Naquela noite, depois de voltar para onde estava hospedado, escrevi uma linha no caderno:
"A linha K não tem bondade nem maldade; a bondade e a maldade estão em você tratá-la como forma ou como mente."
Só consegui entender essa frase depois de perder muito dinheiro.
Quando comecei a fazer trading, eu tratava a linha K como uma “forma”: subir era bom, cair era ruim; vermelho era alegria, verde era preocupação. Todos os dias, minhas emoções eram completamente conduzidas por aquelas poucas barras: eu ficava feliz quando subia e abatido quando caía. Meu estado parecia uma montanha-russa, subindo e descendo sem parar. Só mais tarde percebi que a linha K, por si só, não é nada; é apenas a trajetória dos preços. Não há bondade nem maldade, certo nem errado. Ela apenas registra fielmente cada respiração do mercado. Subir não é necessariamente bom, e cair não é necessariamente ruim; o importante é com que olhar você a observa.

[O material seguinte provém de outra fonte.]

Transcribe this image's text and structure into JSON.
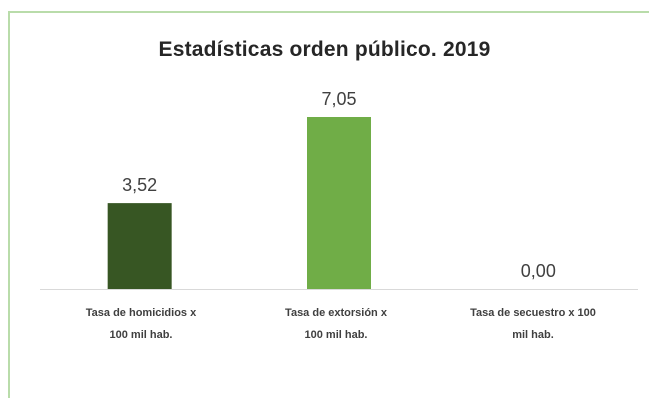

Quando você a trata como “forma”, vê altas e baixas, lucros e perdas, a mudança nos números da conta; quando a trata como “mente”, vê o sentimento do mercado, o fluxo de capital e as oscilações da natureza humana. A primeira atitude faz de você um escravo da linha K; a segunda faz de você seu intérprete. A diferença entre as duas determina se você será conduzido pelo mercado ou se conduzirá o mercado.
No fim das contas, fazer trading não é realmente uma disputa de técnica. Qualquer pessoa consegue aprender técnica em um ano ou meio. Mas conseguir internalizá-la como um instinto, manter a racionalidade mesmo quando as emoções estão à flor da pele e continuar confiando no próprio sistema depois de perdas consecutivas — são essas coisas que realmente distinguem os especialistas das pessoas comuns.
Joguei fora aquele banquinho e também abandonei a versão de mim que, sentada nele, vivia angustiada com ganhos e perdas. Desde aquele dia, não fico mais eufórico nem arrasado por causa das altas e baixas da linha K. Se sobe, mantenho a posição; se cai, aciono o stop loss. Tudo é feito de acordo com as regras. Minhas oscilações emocionais diminuíram e, em contrapartida, a conta começou a crescer de forma estável.
Na verdade, a vida também é assim. Quando você se importa demais com ganhos e perdas, acaba não conseguindo segurar nada; quando deixa de se importar, tudo acaba permanecendo firmemente em suas mãos. Assim é no trading, assim também é na vida.